Having regard to all those matters, I consider that it would be an abuse of the process of the Court for the council to be exposed to the cost of defending the leave application while its costs of the two earlier proceedings remain unpaid. I will therefore grant the stay of the leave application that has been sought in relation to those orders.
Security for costs of the leave application
This Court has the power to make orders for the provision of security for costs either in the exercise of its inherent jurisdiction or pursuant to r 828 of the Supreme Court Rules 2000. That rule lists a number of situations in which the Court has a discretion to order security, such as where a party is ordinarily resident out of Tasmania, or where the address of a party is not stated in the originating process. None of the situations listed in r 828 exists in this case. The Court has the power to make an order for security for costs only in the exercise of its inherent jurisdiction.

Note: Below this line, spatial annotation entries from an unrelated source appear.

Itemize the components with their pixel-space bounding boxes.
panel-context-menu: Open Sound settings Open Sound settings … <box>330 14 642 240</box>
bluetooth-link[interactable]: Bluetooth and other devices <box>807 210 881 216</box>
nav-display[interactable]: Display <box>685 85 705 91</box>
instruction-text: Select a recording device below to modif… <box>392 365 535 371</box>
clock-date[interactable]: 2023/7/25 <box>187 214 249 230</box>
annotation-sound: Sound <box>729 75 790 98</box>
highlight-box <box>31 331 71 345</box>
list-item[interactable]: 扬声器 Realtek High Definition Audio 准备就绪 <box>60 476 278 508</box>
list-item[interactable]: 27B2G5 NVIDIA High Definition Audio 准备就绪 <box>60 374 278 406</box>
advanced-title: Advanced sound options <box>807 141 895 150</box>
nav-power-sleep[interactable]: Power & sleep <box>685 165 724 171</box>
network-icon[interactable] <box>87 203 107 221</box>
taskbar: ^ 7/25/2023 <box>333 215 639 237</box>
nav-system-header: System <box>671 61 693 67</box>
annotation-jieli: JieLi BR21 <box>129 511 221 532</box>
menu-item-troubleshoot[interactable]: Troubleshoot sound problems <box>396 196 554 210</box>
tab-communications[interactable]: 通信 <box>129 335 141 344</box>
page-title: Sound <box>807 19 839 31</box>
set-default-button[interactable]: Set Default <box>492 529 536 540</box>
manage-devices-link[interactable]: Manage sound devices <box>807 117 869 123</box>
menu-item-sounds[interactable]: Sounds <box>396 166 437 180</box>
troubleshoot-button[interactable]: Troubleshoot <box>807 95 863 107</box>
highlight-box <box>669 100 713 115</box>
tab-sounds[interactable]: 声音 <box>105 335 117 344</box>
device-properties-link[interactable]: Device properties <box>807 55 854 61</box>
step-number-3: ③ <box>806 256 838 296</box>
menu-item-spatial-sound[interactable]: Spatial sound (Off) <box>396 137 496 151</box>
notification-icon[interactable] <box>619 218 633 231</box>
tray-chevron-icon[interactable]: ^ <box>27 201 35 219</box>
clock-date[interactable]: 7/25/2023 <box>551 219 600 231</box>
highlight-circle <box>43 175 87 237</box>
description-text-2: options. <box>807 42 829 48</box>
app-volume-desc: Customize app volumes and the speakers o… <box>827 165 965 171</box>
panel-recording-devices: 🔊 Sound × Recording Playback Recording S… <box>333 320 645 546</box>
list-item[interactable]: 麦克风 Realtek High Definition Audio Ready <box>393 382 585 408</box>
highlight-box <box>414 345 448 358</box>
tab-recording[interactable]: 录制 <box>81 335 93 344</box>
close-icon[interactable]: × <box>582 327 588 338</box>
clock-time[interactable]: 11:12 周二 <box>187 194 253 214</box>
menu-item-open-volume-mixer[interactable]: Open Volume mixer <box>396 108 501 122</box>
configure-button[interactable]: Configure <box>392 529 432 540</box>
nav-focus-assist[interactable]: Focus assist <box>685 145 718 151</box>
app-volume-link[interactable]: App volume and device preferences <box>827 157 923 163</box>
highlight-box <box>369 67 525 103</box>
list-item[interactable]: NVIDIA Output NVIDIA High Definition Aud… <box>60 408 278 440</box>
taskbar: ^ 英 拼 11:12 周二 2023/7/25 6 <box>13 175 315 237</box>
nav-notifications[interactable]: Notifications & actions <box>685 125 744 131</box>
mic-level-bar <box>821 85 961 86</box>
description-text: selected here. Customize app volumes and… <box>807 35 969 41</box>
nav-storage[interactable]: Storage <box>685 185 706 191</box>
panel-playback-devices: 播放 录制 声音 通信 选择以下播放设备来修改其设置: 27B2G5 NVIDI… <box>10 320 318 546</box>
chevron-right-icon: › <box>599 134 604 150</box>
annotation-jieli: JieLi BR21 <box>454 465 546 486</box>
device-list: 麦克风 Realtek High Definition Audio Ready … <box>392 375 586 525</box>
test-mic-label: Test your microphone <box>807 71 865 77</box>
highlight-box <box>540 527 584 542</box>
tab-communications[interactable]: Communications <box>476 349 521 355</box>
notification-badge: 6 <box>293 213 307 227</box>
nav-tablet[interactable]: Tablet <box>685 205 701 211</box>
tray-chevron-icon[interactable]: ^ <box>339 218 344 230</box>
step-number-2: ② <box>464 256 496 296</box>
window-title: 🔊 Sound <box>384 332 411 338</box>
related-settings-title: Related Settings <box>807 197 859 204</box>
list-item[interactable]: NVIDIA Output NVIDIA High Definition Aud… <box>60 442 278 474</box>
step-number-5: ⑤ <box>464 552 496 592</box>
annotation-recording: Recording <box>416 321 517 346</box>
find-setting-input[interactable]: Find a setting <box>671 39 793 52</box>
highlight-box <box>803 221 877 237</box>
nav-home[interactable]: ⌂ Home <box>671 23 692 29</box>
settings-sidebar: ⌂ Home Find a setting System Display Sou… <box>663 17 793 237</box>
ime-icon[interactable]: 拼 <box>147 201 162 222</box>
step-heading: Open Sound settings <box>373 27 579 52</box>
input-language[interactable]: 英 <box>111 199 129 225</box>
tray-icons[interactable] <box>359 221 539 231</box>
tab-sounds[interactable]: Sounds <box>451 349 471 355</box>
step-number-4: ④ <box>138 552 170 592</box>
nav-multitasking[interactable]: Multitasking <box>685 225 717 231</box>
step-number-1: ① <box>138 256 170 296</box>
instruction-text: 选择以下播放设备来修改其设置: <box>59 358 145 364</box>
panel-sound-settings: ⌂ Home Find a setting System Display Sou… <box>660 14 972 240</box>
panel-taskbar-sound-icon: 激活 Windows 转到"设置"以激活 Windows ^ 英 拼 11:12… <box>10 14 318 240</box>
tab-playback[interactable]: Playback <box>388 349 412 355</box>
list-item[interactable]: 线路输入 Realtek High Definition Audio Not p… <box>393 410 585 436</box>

It is well established that impecuniosity on the part of a litigant is not sufficient, of itself, to warrant an order for security for costs: Ross v Jacques (1841) 8 M&W 135 at 136, 151 ER 980 at 981; Cowell v Taylor (1885) 31 Ch D 34; Sir Lindsay Parkinson & Co Ltd v Triplan Ltd [1973] QB 609 at 612-613. Because it is important that the impecunious should have access to the courts, security for costs should be ordered against natural persons only in exceptional circumstances: Shannon v Australian and New Zealand Banking Group Ltd (No 2) [1994] 2 Qd R 563.

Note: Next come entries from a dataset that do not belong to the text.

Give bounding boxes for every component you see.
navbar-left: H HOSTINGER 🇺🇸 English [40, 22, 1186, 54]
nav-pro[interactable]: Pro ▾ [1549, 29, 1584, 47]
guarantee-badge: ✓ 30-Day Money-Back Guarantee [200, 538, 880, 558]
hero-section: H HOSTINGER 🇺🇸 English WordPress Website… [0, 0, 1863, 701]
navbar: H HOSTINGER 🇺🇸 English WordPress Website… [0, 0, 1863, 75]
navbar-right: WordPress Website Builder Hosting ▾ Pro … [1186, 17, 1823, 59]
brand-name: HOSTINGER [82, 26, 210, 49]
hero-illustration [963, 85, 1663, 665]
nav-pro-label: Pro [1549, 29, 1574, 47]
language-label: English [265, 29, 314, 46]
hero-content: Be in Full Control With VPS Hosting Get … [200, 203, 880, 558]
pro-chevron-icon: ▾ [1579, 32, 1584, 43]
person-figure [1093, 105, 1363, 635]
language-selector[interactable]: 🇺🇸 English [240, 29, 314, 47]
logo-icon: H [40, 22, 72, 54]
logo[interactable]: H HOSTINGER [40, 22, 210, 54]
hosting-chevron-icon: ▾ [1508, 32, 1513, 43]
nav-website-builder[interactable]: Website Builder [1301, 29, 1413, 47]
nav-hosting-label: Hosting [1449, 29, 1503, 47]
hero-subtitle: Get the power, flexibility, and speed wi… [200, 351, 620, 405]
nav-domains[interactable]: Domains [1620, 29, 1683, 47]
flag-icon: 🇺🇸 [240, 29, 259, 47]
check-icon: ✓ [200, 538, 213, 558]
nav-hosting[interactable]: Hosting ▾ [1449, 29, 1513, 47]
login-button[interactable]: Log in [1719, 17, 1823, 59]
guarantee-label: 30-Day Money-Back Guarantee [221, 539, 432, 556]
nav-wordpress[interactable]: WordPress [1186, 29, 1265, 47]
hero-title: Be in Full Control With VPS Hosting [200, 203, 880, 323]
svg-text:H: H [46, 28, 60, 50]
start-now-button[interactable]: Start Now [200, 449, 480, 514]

I have no doubt that Mr Howlin believes his case to have merit. I accept that a stay order would be likely to stultify this litigation. However there are a number of factors that weigh in favour of ordering that security be given. The costs orders made in the years 2010 to 2013 remained unsatisfied until Mr Howlin's home was sold by the sheriff. The two costs orders made in 2014 remain unsatisfied. Mr Howlin has a history of failure in litigation, though not in every case. Very significantly, the question at issue in the proposed appeal, namely whether an appeal from the tribunal's decision would be frivolous, vexatious and an abuse of process, has already been determined adversely to Mr Howlin by a judicial officer. Having regard to those factors, I am satisfied that this is an exceptional case and that the making of an order for security is warranted.

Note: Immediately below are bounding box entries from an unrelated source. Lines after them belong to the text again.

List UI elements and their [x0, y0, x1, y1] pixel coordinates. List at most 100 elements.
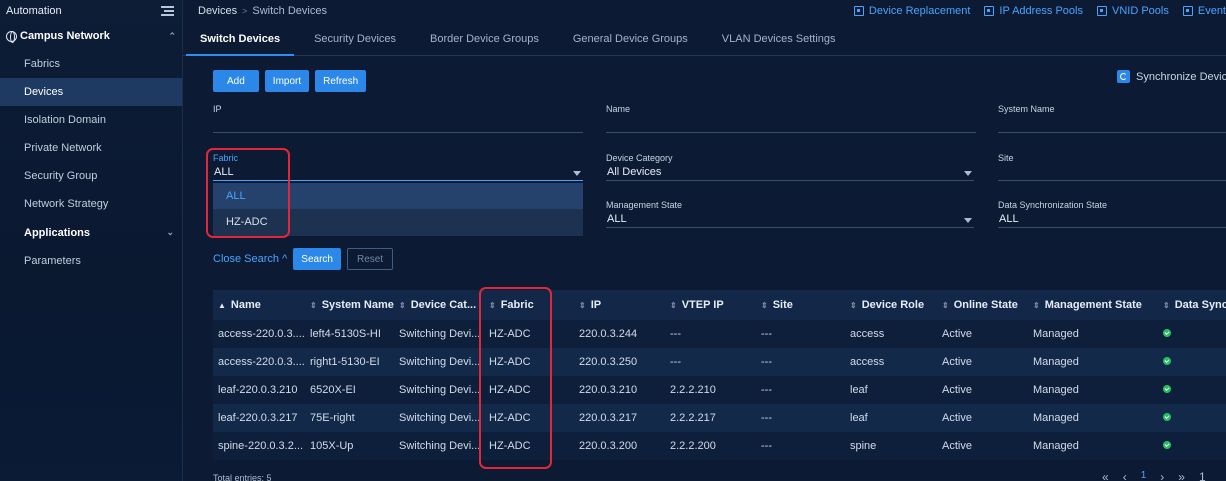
caret-down-icon — [964, 171, 972, 176]
cell-name[interactable]: access-220.0.3.... — [213, 356, 305, 368]
tab-vlan-devices-settings[interactable]: VLAN Devices Settings — [722, 22, 836, 55]
first-page-icon[interactable]: « — [1102, 470, 1109, 481]
sidebar-group-campus-network[interactable]: Campus Network ⌃ — [0, 22, 182, 50]
management-state-select-underline — [606, 227, 974, 228]
sidebar-item-label: Private Network — [24, 142, 102, 154]
cell-online-state: Active — [942, 356, 972, 368]
column-header-label: Name — [230, 299, 261, 311]
sort-icon: ⇕ — [579, 300, 586, 310]
table-row[interactable]: access-220.0.3.... right1-5130-EI Switch… — [213, 348, 1226, 376]
sidebar-group-applications[interactable]: Applications ⌄ — [0, 218, 182, 247]
cell-ip: 220.0.3.217 — [579, 412, 638, 424]
cell-site: --- — [761, 356, 772, 368]
sidebar-item-label: Security Group — [24, 170, 98, 182]
cell-site: --- — [761, 384, 772, 396]
cell-system-name: 75E-right — [310, 412, 355, 424]
column-header-label: Site — [772, 299, 793, 311]
sidebar-group-label: Campus Network — [20, 30, 110, 42]
table-row[interactable]: leaf-220.0.3.217 75E-right Switching Dev… — [213, 404, 1226, 432]
tab-border-device-groups[interactable]: Border Device Groups — [430, 22, 539, 55]
sidebar-item-security-group[interactable]: Security Group — [0, 162, 182, 190]
data-sync-state-select-underline — [998, 227, 1226, 228]
cell-data-sync — [1158, 384, 1226, 396]
column-header-data-sync[interactable]: ⇕ Data Sync — [1158, 299, 1226, 311]
switch-devices-table: ▲ Name ⇕ System Name ⇕ Device Cat... ⇕ Fabri… — [213, 290, 1226, 460]
sidebar-item-fabrics[interactable]: Fabrics — [0, 50, 182, 78]
next-page-icon[interactable]: › — [1160, 470, 1164, 481]
top-links: Device Replacement IP Address Pools VNID… — [853, 5, 1226, 17]
sidebar-item-devices[interactable]: Devices — [0, 78, 182, 106]
management-state-select[interactable]: Management State ALL — [606, 199, 974, 228]
synchronize-device-button[interactable]: Synchronize Device — [1117, 70, 1226, 83]
system-name-filter-label: System Name — [998, 104, 1055, 114]
cell-name[interactable]: spine-220.0.3.2... — [213, 440, 305, 452]
vnid-pools-link[interactable]: VNID Pools — [1097, 5, 1169, 17]
add-button[interactable]: Add — [213, 70, 259, 92]
device-category-select-value: All Devices — [607, 166, 662, 178]
pagination: « ‹ 1 › » 1 — [1102, 470, 1206, 481]
column-header-ip[interactable]: ⇕ IP — [574, 299, 665, 311]
cell-data-sync — [1158, 328, 1226, 340]
table-row[interactable]: leaf-220.0.3.210 6520X-EI Switching Devi… — [213, 376, 1226, 404]
sidebar-item-isolation-domain[interactable]: Isolation Domain — [0, 106, 182, 134]
column-header-online-state[interactable]: ⇕ Online State — [937, 299, 1028, 311]
synchronize-device-label: Synchronize Device — [1136, 70, 1226, 83]
cell-vtep-ip: 2.2.2.200 — [670, 440, 716, 452]
table-row[interactable]: spine-220.0.3.2... 105X-Up Switching Dev… — [213, 432, 1226, 460]
cell-site: --- — [761, 328, 772, 340]
column-header-label: Device Cat... — [410, 299, 477, 311]
device-category-select[interactable]: Device Category All Devices — [606, 152, 974, 181]
import-button[interactable]: Import — [264, 70, 310, 92]
cell-device-category: Switching Devi... — [399, 384, 481, 396]
tab-security-devices[interactable]: Security Devices — [314, 22, 396, 55]
data-sync-state-select-value: ALL — [999, 213, 1019, 225]
column-header-name[interactable]: ▲ Name — [213, 299, 305, 311]
column-header-system-name[interactable]: ⇕ System Name — [305, 299, 394, 311]
cell-name[interactable]: leaf-220.0.3.217 — [213, 412, 305, 424]
device-category-select-label: Device Category — [606, 153, 673, 163]
close-search-link[interactable]: Close Search ^ — [213, 253, 287, 265]
refresh-button[interactable]: Refresh — [315, 70, 367, 92]
chevron-up-icon: ^ — [282, 253, 288, 265]
cell-online-state: Active — [942, 412, 972, 424]
ip-address-pools-link[interactable]: IP Address Pools — [984, 5, 1083, 17]
table-row[interactable]: access-220.0.3.... left4-5130S-HI Switch… — [213, 320, 1226, 348]
device-category-select-underline — [606, 180, 974, 181]
cell-name[interactable]: access-220.0.3.... — [213, 328, 305, 340]
close-search-label: Close Search — [213, 253, 280, 265]
menu-collapse-icon[interactable] — [161, 6, 174, 16]
column-header-label: VTEP IP — [681, 299, 724, 311]
column-header-vtep-ip[interactable]: ⇕ VTEP IP — [665, 299, 756, 311]
search-row: Close Search ^ Search Reset — [213, 248, 394, 270]
data-sync-state-select[interactable]: Data Synchronization State ALL — [998, 199, 1226, 228]
last-page-icon[interactable]: » — [1178, 470, 1185, 481]
reset-button[interactable]: Reset — [346, 248, 394, 270]
column-header-label: IP — [590, 299, 602, 311]
column-header-site[interactable]: ⇕ Site — [756, 299, 845, 311]
column-header-device-role[interactable]: ⇕ Device Role — [845, 299, 937, 311]
sidebar-item-private-network[interactable]: Private Network — [0, 134, 182, 162]
ip-filter[interactable]: IP — [213, 103, 583, 133]
page-number[interactable]: 1 — [1141, 470, 1147, 481]
tab-switch-devices[interactable]: Switch Devices — [185, 22, 295, 56]
site-filter[interactable]: Site — [998, 152, 1226, 181]
prev-page-icon[interactable]: ‹ — [1123, 470, 1127, 481]
column-header-device-category[interactable]: ⇕ Device Cat... — [394, 299, 484, 311]
system-name-filter[interactable]: System Name — [998, 103, 1226, 133]
cell-device-role: access — [850, 356, 885, 368]
search-button[interactable]: Search — [293, 248, 341, 270]
sidebar-item-parameters[interactable]: Parameters — [0, 247, 182, 275]
event-link[interactable]: Event — [1182, 5, 1226, 17]
system-name-filter-underline — [998, 132, 1226, 133]
tab-general-device-groups[interactable]: General Device Groups — [573, 22, 688, 55]
vnid-pool-icon — [1097, 6, 1107, 16]
column-header-management-state[interactable]: ⇕ Management State — [1028, 299, 1158, 311]
check-circle-icon — [1163, 441, 1171, 449]
name-filter[interactable]: Name — [606, 103, 976, 133]
cell-system-name: right1-5130-EI — [310, 356, 380, 368]
cell-name[interactable]: leaf-220.0.3.210 — [213, 384, 305, 396]
cell-system-name: 6520X-EI — [310, 384, 356, 396]
sidebar-item-network-strategy[interactable]: Network Strategy — [0, 190, 182, 218]
breadcrumb-root[interactable]: Devices — [198, 5, 237, 17]
device-replacement-link[interactable]: Device Replacement — [853, 5, 970, 17]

During the hearing of the interlocutory application I invited submissions as to whether $15,000 would be an appropriate estimate of the council's costs of and incidental to the leave application, should it proceed. Neither party was able to provide me with a better estimate, and I will therefore adopt my own figure. In my view the most appropriate order is one requiring Mr Howlin to give security for the council's costs of the leave application by paying $15,000 into Court.
Conclusion
For the reasons stated above, my orders are as follows:
1The application for leave to appeal is stayed until the applicant pays to the second respondent all amounts owing to it pursuant to the costs orders made by the Honourable Justice Tennent on 11 June 2014 and 30 July 2014.
2That the applicant give security for the costs of the second respondent in relation to his application for leave to appeal by paying into Court the sum of $15,000.
3That the application for leave to appeal be stayed until the sum of $15,000 is paid into Court accordingly.